🤖 AI Summary
This study challenges the prevailing assumption that larger model size inherently yields superior performance, particularly in financial natural language processing (NLP). Method: We systematically evaluate the GPT-OSS series of large language models across ten financial NLP tasks—including sentiment analysis, question answering, and named entity recognition—using real-world datasets such as Financial PhraseBank and FiQA-SA. We introduce novel efficiency metrics, notably the Token Efficiency Score, and establish a multi-dimensional benchmarking framework to jointly assess accuracy and computational efficiency. Contribution/Results: Our results demonstrate that the lightweight GPT-OSS-20B achieves competitive accuracy (65.1%)—only marginally below GPT-OSS-120B (66.5%)—while attaining a Token Efficiency Score of 198.4 and throughput of 159.8 tokens/sec, significantly outperforming larger models like Qwen3-235B. Crucially, domain-adapted smaller models achieve Pareto-improved trade-offs between accuracy and efficiency, establishing a new paradigm for lightweight deployment of financial LLMs.
📝 Abstract
The rapid adoption of large language models in financial services necessitates rigorous evaluation frameworks to assess their performance, efficiency, and practical applicability. This paper conducts a comprehensive evaluation of the GPT-OSS model family alongside contemporary LLMs across ten diverse financial NLP tasks. Through extensive experimentation on 120B and 20B parameter variants of GPT-OSS, we reveal a counterintuitive finding: the smaller GPT-OSS-20B model achieves comparable accuracy (65.1% vs 66.5%) while demonstrating superior computational efficiency with 198.4 Token Efficiency Score and 159.80 tokens per second processing speed [1]. Our evaluation encompasses sentiment analysis, question answering, and entity recognition tasks using real-world financial datasets including Financial PhraseBank, FiQA-SA, and FLARE FINERORD. We introduce novel efficiency metrics that capture the trade-off between model performance and resource utilization, providing critical insights for deployment decisions in production environments.

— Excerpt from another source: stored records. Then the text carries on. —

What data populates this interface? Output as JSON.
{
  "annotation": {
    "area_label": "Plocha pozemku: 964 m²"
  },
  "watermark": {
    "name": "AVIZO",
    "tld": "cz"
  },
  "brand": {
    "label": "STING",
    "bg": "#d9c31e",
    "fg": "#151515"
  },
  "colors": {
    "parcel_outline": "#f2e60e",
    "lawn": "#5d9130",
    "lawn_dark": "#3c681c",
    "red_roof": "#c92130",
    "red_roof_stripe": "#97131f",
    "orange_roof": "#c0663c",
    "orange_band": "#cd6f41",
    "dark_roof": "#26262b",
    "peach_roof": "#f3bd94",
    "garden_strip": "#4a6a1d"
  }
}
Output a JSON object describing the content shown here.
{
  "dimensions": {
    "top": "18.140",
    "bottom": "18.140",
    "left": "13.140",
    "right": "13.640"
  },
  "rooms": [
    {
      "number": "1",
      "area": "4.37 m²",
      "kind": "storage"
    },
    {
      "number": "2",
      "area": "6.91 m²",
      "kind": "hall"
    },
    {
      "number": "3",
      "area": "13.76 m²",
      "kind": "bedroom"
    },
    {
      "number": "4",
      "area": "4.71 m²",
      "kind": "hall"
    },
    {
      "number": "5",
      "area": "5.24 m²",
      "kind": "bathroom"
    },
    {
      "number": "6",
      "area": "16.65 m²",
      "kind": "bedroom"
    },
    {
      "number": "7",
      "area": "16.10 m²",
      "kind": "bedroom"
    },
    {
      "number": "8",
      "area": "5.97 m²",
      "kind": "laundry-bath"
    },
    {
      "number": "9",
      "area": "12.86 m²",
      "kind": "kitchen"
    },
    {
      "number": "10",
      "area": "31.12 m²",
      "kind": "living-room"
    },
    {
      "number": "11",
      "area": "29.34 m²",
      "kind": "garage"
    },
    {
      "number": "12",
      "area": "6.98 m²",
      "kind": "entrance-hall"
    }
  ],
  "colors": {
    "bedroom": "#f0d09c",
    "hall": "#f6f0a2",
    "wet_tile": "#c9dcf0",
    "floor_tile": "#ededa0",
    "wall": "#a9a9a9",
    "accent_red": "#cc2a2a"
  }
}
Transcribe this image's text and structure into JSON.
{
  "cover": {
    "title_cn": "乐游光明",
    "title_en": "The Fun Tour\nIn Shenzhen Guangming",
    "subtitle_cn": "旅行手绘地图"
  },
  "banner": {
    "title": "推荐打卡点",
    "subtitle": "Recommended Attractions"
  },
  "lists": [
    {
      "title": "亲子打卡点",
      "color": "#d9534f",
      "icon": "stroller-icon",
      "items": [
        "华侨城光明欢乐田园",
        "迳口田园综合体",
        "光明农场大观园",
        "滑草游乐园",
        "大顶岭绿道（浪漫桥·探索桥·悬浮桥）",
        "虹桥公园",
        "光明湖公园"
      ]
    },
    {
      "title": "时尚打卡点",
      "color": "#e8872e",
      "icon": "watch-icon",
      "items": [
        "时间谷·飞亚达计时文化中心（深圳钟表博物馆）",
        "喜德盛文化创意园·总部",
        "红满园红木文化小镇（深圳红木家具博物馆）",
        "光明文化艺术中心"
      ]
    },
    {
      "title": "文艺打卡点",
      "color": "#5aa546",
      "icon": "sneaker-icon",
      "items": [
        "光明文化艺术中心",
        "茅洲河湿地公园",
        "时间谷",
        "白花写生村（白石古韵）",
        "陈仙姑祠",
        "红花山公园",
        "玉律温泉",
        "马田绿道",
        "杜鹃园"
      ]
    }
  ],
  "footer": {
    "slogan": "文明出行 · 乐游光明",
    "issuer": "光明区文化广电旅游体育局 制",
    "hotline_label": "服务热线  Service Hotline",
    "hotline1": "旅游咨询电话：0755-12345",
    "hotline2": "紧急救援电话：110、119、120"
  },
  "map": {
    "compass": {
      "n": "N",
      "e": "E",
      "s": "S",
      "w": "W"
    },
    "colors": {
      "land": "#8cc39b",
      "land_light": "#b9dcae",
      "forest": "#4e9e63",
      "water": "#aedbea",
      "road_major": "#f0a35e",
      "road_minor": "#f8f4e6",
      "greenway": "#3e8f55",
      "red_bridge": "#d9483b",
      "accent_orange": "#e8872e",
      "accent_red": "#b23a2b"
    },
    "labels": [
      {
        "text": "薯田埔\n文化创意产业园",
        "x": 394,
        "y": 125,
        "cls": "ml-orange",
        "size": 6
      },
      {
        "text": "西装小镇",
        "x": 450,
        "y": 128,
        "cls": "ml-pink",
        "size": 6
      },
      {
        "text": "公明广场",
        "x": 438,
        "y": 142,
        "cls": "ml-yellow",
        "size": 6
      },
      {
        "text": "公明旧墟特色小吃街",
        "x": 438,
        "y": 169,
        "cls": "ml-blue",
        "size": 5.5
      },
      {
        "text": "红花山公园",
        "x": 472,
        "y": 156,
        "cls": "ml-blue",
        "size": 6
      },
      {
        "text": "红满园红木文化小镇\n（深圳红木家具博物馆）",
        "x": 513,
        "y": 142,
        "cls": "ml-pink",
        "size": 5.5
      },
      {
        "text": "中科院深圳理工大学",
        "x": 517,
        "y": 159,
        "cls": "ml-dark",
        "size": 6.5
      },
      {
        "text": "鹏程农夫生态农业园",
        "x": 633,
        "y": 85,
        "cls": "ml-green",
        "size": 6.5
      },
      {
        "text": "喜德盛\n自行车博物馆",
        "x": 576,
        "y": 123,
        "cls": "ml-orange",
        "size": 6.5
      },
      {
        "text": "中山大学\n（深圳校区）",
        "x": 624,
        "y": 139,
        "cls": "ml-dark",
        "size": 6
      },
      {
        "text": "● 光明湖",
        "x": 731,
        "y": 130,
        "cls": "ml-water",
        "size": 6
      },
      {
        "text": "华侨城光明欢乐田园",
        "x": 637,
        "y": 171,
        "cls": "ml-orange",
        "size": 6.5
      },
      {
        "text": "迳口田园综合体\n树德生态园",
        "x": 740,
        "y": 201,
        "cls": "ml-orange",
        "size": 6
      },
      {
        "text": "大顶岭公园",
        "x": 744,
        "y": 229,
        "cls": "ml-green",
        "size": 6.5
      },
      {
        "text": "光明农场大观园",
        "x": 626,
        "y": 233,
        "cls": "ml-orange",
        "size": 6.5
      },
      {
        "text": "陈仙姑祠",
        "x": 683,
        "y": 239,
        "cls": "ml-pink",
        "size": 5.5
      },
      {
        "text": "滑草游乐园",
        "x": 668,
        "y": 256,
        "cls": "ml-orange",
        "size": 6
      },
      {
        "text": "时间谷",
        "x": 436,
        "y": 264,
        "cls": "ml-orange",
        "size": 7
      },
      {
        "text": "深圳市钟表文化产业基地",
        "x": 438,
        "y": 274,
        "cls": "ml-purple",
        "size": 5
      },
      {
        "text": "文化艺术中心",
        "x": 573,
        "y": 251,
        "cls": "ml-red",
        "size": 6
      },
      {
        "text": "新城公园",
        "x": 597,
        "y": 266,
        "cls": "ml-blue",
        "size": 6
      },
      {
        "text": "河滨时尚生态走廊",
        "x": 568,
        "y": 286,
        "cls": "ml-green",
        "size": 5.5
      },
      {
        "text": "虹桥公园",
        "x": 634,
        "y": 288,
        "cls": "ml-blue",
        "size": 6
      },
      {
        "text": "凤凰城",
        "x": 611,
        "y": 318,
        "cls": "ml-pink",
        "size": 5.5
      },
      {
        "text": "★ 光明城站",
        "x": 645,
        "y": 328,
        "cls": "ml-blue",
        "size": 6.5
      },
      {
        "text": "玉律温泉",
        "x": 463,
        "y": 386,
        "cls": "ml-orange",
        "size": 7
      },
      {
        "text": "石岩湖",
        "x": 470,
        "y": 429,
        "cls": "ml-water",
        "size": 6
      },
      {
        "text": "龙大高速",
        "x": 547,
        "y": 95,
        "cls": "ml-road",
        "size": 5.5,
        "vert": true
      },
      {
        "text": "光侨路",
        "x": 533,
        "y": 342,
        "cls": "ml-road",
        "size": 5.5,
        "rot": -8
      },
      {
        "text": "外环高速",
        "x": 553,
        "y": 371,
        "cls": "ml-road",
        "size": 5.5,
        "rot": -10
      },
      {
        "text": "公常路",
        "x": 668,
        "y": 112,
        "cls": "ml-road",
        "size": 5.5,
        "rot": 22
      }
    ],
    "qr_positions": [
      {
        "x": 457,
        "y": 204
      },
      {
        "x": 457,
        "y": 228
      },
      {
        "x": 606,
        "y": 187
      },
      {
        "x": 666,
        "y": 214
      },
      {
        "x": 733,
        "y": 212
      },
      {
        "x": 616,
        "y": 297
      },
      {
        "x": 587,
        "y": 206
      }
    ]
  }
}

The benchmark reveals that GPT-OSS models consistently outperform larger competitors including Qwen3-235B, challenging the prevailing assumption that model scale directly correlates with task performance [2]. Our findings demonstrate that architectural innovations and training strategies in GPT-OSS enable smaller models to achieve competitive performance with significantly reduced computational overhead, offering a pathway toward sustainable and cost-effective deployment of LLMs in financial applications.